The G8 universities are as keen as any other to get their noses into the trough of money available to take on at least some categories of ill-prepared students. From my ANU experience, I am speaking of students who identify as Aboriginal. Resources were devoted to chasing them up, and on additional teaching assistance. One baleful effect of this policy was to in effect lower the pass rate, for, contrary to Andrew Reynolds’ experience, there was great pressure to pass these students. Taking in hordes of overseas students had the same effect. In addition, there was great pressure to set assessment (such as by essays and take-home exams) in a way that was calculated to provide an opportunity to cheat. One de facto function of the ANU Aboriginal assistance unit was to write the essays, or at least to write them up to a passable standard. Teachers who did not conform to this pressure were rated as poor teachers by the students, and some of those who raised a fuss were hounded out.

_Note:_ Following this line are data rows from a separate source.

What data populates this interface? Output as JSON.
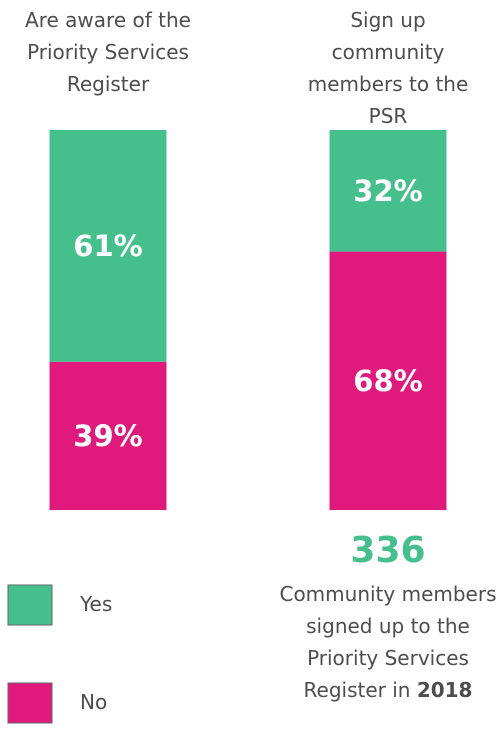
{
  "chart_data": {
    "type": "bar",
    "stacked": true,
    "categories": [
      "Are aware of the Priority Services Register",
      "Sign up community members to the PSR"
    ],
    "series": [
      {
        "name": "Yes",
        "color": "#45bf8c",
        "values": [
          61,
          32
        ],
        "value_labels": [
          "61%",
          "32%"
        ]
      },
      {
        "name": "No",
        "color": "#e0197d",
        "values": [
          39,
          68
        ],
        "value_labels": [
          "39%",
          "68%"
        ]
      }
    ],
    "ylim": [
      0,
      100
    ],
    "annotation": {
      "number": "336",
      "text": "Community members signed up to the Priority Services Register in",
      "year": "2018"
    }
  }
}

There are thousands who should not be studying at university level, and if these cutbacks force a review of admission policies that would be very good.
Pedro – you shouldn’t confuse ‘government funding’ with ‘doing research’. I am firm believer that academics (all academics) should do research and teach. I have zero tolerance for the argument that people are too busy researching to teach.
Makes me feel all warm and fuzzy inside hearing that. Nothing worse than a lecturer that treats his customers with disdain or indifference.